Short answer. The U.S. has experienced one true national housing crash in the modern record: 2008–2011, when median existing-home prices fell 23.7% nominally and 27% on the Case-Shiller index. Other downturns (1990, 1981) were regional.
Distinguishing a "crash" from a slowdown matters: the U.S. has had many regional housing slowdowns but only one nominal national price crash since World War II.
The 2008-2011 crash
Median existing-home prices fell from $217,900 (2007) to $166,200 (2011) — a 23.7% decline over four years. The S&P/Case-Shiller National Home Price Index, which is repeat-sales-weighted, showed an even larger 27% decline. The national crash was concentrated in epicenter MSAs (Las Vegas -62%, Phoenix -55%, Miami -51%) but affected all 50 states.
Regional crashes that were not national
- 1990-91 (S&L era): Texas, Florida, much of New England saw 15-25% nominal declines, but national median prices fell just 1.2% in 1990 (the only nominal national decline before 2008).
- 1981-82 (Volcker): Sales volume collapsed 50%, but national median prices held essentially flat in nominal terms (-2% real).
- 1973-75 (oil shock): Sales volume fell 30%, but median prices kept rising at high inflation rates.
The 2020-2024 cycle
Despite the steepest mortgage rate increase since 1980, U.S. national median prices have continued rising — reaching $408,000 in 2024, an all-time high. The 2022-24 cycle is a transaction-volume crash but not a price crash.

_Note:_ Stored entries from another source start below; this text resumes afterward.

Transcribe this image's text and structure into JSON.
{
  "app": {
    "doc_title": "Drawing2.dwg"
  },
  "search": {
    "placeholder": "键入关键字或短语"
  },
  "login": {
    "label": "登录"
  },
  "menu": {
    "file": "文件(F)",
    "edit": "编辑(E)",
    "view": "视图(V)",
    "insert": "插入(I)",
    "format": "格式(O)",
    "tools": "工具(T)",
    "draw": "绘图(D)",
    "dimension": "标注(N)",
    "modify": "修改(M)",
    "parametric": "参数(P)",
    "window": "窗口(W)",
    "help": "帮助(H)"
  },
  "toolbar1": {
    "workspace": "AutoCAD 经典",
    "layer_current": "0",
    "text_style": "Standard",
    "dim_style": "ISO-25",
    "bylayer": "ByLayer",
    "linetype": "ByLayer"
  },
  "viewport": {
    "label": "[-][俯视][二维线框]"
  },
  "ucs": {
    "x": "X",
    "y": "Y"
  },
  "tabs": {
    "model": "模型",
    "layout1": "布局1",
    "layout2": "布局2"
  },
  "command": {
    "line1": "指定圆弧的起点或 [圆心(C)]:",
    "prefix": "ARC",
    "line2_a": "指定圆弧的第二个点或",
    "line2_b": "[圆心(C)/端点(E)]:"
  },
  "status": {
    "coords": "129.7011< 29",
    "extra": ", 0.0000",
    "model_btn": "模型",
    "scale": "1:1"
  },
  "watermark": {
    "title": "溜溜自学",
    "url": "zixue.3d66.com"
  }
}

Why the U.S. has had so few national crashes
The U.S. mortgage system, federal-tax preference for owner-occupied housing, and the sheer regional diversity of the country have historically prevented synchronized national declines. The 2008 crash was the result of a synchronized credit cycle (subprime securitization) that affected nearly every market simultaneously.
Sources
U.S. Census Bureau Survey of Construction; National Association of Realtors Existing Home Sales report; Freddie Mac Primary Mortgage Market Survey; National Bureau of Economic Research Business Cycle Dating Committee.